Reste à déterminer ce que va
devenir le métier de libraire dans un tel contexte. Si 80 % ou plus de
la production est dématérialisée, comment existera-t-il ? Dans l'ancien,
tel que le pratique notre cher Tenancier, l'évolution ne se ressentira
probablement pas. Après tout, il commercialise d'ores et déjà ses livres
du XIXè siècle via Internet. Et ces ouvrages attireront toujours des
collectionneurs tant qu'ils existeront (ah, l'acidité du papier…). Pour
le libraire de neuf, en revanche, la situation risque d'évoluer. Vers
une activité à mi-chemin entre le libraire actuel et l'éditeur à façon ?
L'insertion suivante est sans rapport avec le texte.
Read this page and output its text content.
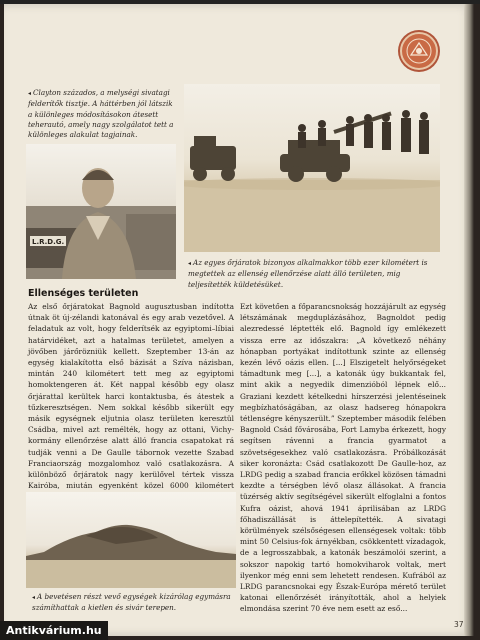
◂ Clayton százados, a melységi sivatagi felderítők tisztje. A háttérben jól látszik a különleges módosításokon átesett teherautó, amely nagy szolgálatot tett a különleges alakulat tagjainak.

L.R.D.G.

◂ Az egyes őrjáratok bizonyos alkalmakkor több ezer kilométert is megtettek az ellenség ellenőrzése alatt álló területen, mig teljesítették küldetésüket.

Ellenséges területen

Az első őrjáratokat Bagnold augusztusban indította útnak öt új-zélandi katonával és egy arab vezetővel. A feladatuk az volt, hogy felderítsék az egyiptomi–líbiai határvidéket, azt a hatalmas területet, amelyen a jövőben járőrözniük kellett. Szeptember 13-án az egység kialakította első bázisát a Szíva názisban, mintán 240 kilométert tett meg az egyiptomi homoktengeren át. Két nappal később egy olasz őrjárattal kerültek harci kontaktusba, és átestek a tűzkeresztségen. Nem sokkal később sikerült egy másik egységnek eljutnia olasz területen keresztül Csádba, mivel azt remélték, hogy az ottani, Vichy-kormány ellenőrzése alatt álló francia csapatokat rá tudják venni a De Gaulle tábornok vezette Szabad Franciaország mozgalomhoz való csatlakozásra. A különböző őrjáratok nagy kerülővel tértek vissza Kairóba, miután egyenként közel 6000 kilométert

Ezt követően a főparancsnokság hozzájárult az egység létszámának megduplázásához, Bagnoldot pedig alezredessé léptették elő. Bagnold így emlékezett vissza erre az időszakra: „A következő néhány hónapban portyákat indítottunk szinte az ellenség kezén lévő oázis ellen. [...] Elszigetelt helyőrségeket támadtunk meg [...], a katonák úgy bukkantak fel, mint akik a negyedik dimenzióból lépnek elő... Graziani kezdett kételkedni hírszerzési jelentéseinek megbízhatóságában, az olasz hadsereg hónapokra tétlenségre kényszerült.” Szeptember második felében Bagnold Csád fővárosába, Fort Lamyba érkezett, hogy segítsen rávenni a francia gyarmatot a szövetségesekhez való csatlakozásra. Próbálkozását siker koronázta: Csád csatlakozott De Gaulle-hoz, az LRDG pedig a szabad francia erőkkel közösen támadni kezdte a térségben lévő olasz állásokat. A francia tüzérség aktív segítségével sikerült elfoglalni a fontos Kufra oázist, ahová 1941 áprilisában az LRDG főhadiszállását is áttelepítették. A sivatagi körülmények szélsőségesen ellenségesek voltak: több mint 50 Celsius-fok árnyékban, csökkentett vízadagok, de a legrosszabbak, a katonák beszámolói szerint, a sokszor napokig tartó homokviharok voltak, mert ilyenkor még enni sem lehetett rendesen. Kufrából az LRDG parancsnokai egy Észak-Európa mérető terület katonai ellenőrzését irányították, ahol a helyiek elmondása szerint 70 éve nem esett az eső...

◂ A bevetésen részt vevő egységek kizárólag egymásra számíthattak a kietlen és sivár terepen.

37
Antikvárium.hu
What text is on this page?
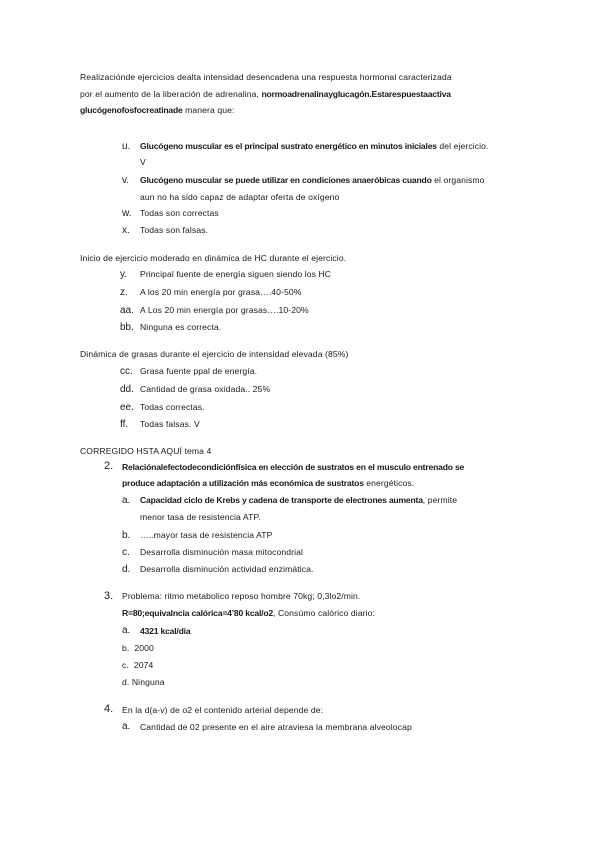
Realizaciónde ejercicios dealta intensidad desencadena una respuesta hormonal caracterizada
por el aumento de la liberación de adrenalina, normoadrenalinayglucagón.Estarespuestaactiva
glucógenofosfocreatinade manera que:
u. Glucógeno muscular es el principal sustrato energético en minutos iniciales del ejercicio.
V
v. Glucógeno muscular se puede utilizar en condiciones anaeróbicas cuando el organismo
aun no ha sido capaz de adaptar oferta de oxígeno
w. Todas son correctas
x. Todas son falsas.
Inicio de ejercicio moderado en dinámica de HC durante el ejercicio.
y. Principal fuente de energía siguen siendo los HC
z. A los 20 min energía por grasa….40-50%
aa. A Los 20 min energía por grasas….10-20%
bb. Ninguna es correcta.
Dinámica de grasas durante el ejercicio de intensidad elevada (85%)
cc. Grasa fuente ppal de energía.
dd. Cantidad de grasa oxidada.. 25%
ee. Todas correctas.
ff. Todas falsas. V
CORREGIDO HSTA AQUÍ tema 4
2. Relaciónalefectodecondiciónfísica en elección de sustratos en el musculo entrenado se
produce adaptación a utilización más económica de sustratos energéticos.
a. Capacidad ciclo de Krebs y cadena de transporte de electrones aumenta, permite
menor tasa de resistencia ATP.
b. …..mayor tasa de resistencia ATP
c. Desarrolla disminución masa mitocondrial
d. Desarrolla disminución actividad enzimática.
3. Problema: ritmo metabolico reposo hombre 70kg; 0,3lo2/min.
R=80;equivalncia calórica=4’80 kcal/o2, Consúmo calórico diario:
a. 4321 kcal/dia
b. 2000
c. 2074
d. Ninguna
4. En la d(a-v) de o2 el contenido arterial depende de:
a. Cantidad de 02 presente en el aire atraviesa la membrana alveolocap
Peut-être. Mais forcément avec une ouverture sur Internet, par où il
fera preuve de sa capacité de conseil et diffusera des ouvrages à
télécharger. Mais aussi via sa boutique traditionnelle, pour présenter
et écouler les livres sur papier qui continueront à être produits. Mais
les mutations du métier risquent d'être lourdes, et aussi difficiles à
digérer pour les "vrais" libraires que le fût l'arrivée sur leur marché
des grandes surfaces puis des marchands (de tapis) en ligne.
Bref (si
l'on peut dire vu la taille du poulet…), voilà une prospective qui
tient tout à fait de madame Soleil (quand même plus sexye qu'Elisabeth
Teissier, non ?). Pas plus étayé, pas plus sûr. Et puis bon, on verra
bien, hein ?
Otto Naumme
(Texte paru en décembre 2008 sur le blog Feuilles d'automne)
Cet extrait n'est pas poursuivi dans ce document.